Never List a Dive Buddy as an Emergency Contact
This one may seem obvious, but on any given day, one dive buddy has the other listed as an emergency contact. Unsurprisingly, this becomes useless if either buddy has an incident on the dive. As such, it is best practice to list someone who is never a dive buddy as an emergency contact and, again, to verify and update both your and their details.
No one expects an accident to happen to them.The fact is that even the most cautious diver may one day find themself in the middle of an incident, needing quick access to emergency information. All divers are encouraged to be proactive and to ensure that ECI and personal information are accurate and readily accessible. Making a conscious effort during all pre-dive briefs to discuss where and how to access ECI in the event of an emergency is good practice.

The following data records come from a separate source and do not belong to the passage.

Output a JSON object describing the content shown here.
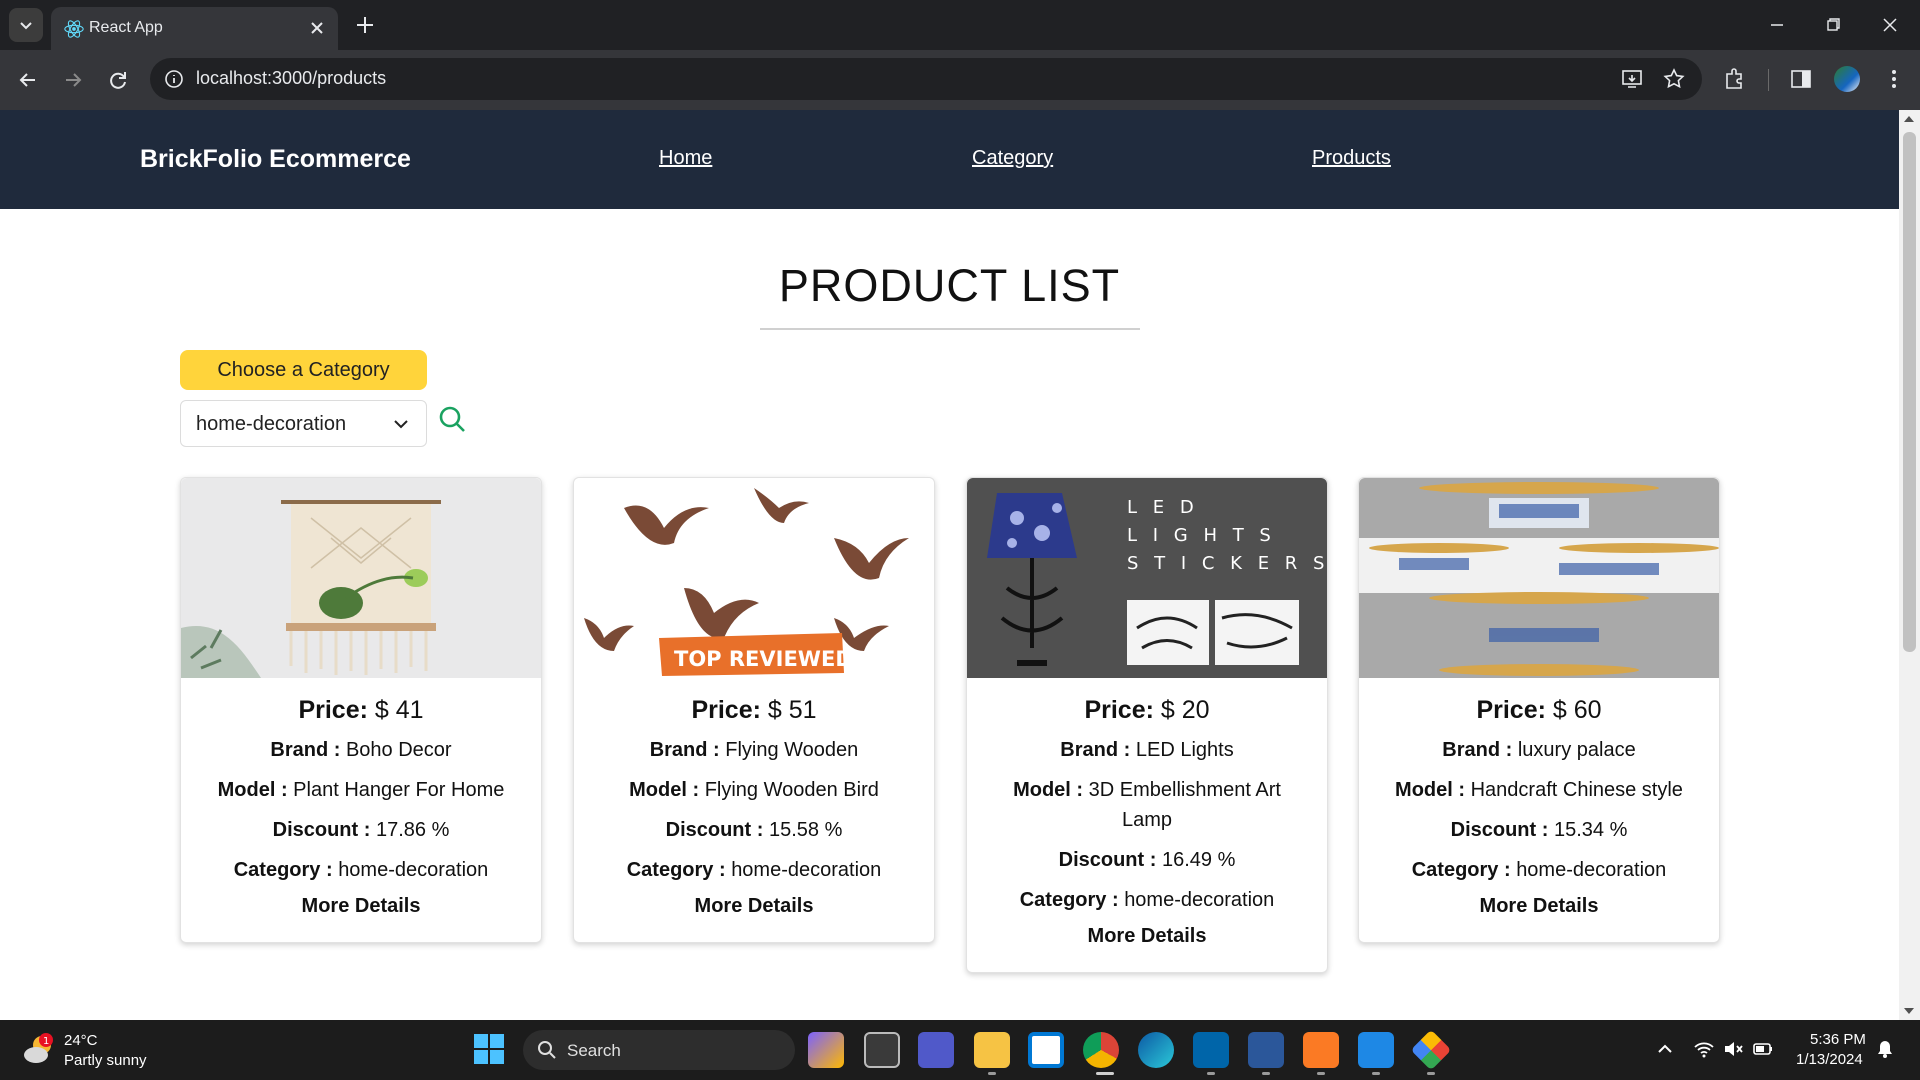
{
  "browser": {
    "tab_title": "React App",
    "url": "localhost:3000/products"
  },
  "site": {
    "brand": "BrickFolio Ecommerce",
    "nav": [
      "Home",
      "Category",
      "Products"
    ]
  },
  "page": {
    "heading": "PRODUCT LIST",
    "choose_label": "Choose a Category",
    "selected_category": "home-decoration"
  },
  "labels": {
    "price": "Price:",
    "brand": "Brand :",
    "model": "Model :",
    "discount": "Discount :",
    "category": "Category :",
    "more": "More Details"
  },
  "products": [
    {
      "price": "$ 41",
      "brand": "Boho Decor",
      "model": "Plant Hanger For Home",
      "discount": "17.86 %",
      "category": "home-decoration"
    },
    {
      "price": "$ 51",
      "brand": "Flying Wooden",
      "model": "Flying Wooden Bird",
      "discount": "15.58 %",
      "category": "home-decoration",
      "image_text": "TOP REVIEWED"
    },
    {
      "price": "$ 20",
      "brand": "LED Lights",
      "model": "3D Embellishment Art Lamp",
      "discount": "16.49 %",
      "category": "home-decoration",
      "image_text": "L E D\nL I G H T S\nS T I C K E R S"
    },
    {
      "price": "$ 60",
      "brand": "luxury palace",
      "model": "Handcraft Chinese style",
      "discount": "15.34 %",
      "category": "home-decoration"
    }
  ],
  "taskbar": {
    "temp": "24°C",
    "weather": "Partly sunny",
    "weather_badge": "1",
    "search": "Search",
    "time": "5:36 PM",
    "date": "1/13/2024"
  },
  "colors": {
    "nav_bg": "#1f2a3c",
    "accent_yellow": "#ffd43b",
    "search_green": "#1aa260"
  }
}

This article is dedicated to Ben Strelnick (NREMT, W-EMT) who died on May 26, 2023, while cave diving at Jackson Blue Spring in Marianna, Florida. He was a medic at Divers Alert Network (DAN), and was an avid diver who always put others before himself. The inspiration for this article was drawn from the lack of ECI following Ben’s death and the hardships that followed. Ben wanted nothing more than for people to dive and to do it safely, and he would without a doubt encourage others to plan ahead so that their future dive buddies, friends, and family could get through any type of tragedy with as little pain as possible.
About The Authors




Buck Buchanan and Wally Endres (NREMT, DMT) are co-owners of Dive911, LLC, a Central Florida-based dive training facility that specializes in instructor professional development and public safety pedagogy. Buck is an SDI/ERDI Instructor Trainer Evaluator and Ambassador who has 35+ years of experience in teaching, commercial diving, and heavy salvage. Wally is a Course Director, Public Safety Instructor, and former law enforcement officer who has 25+ years of experience in risk management operations and OSHA compliance consulting. Christine Tamburri (SDI Instructor) and Robert Zink (former law enforcement officer and crash reconstructionist) were also consulted in the composition and viewpoints of this article.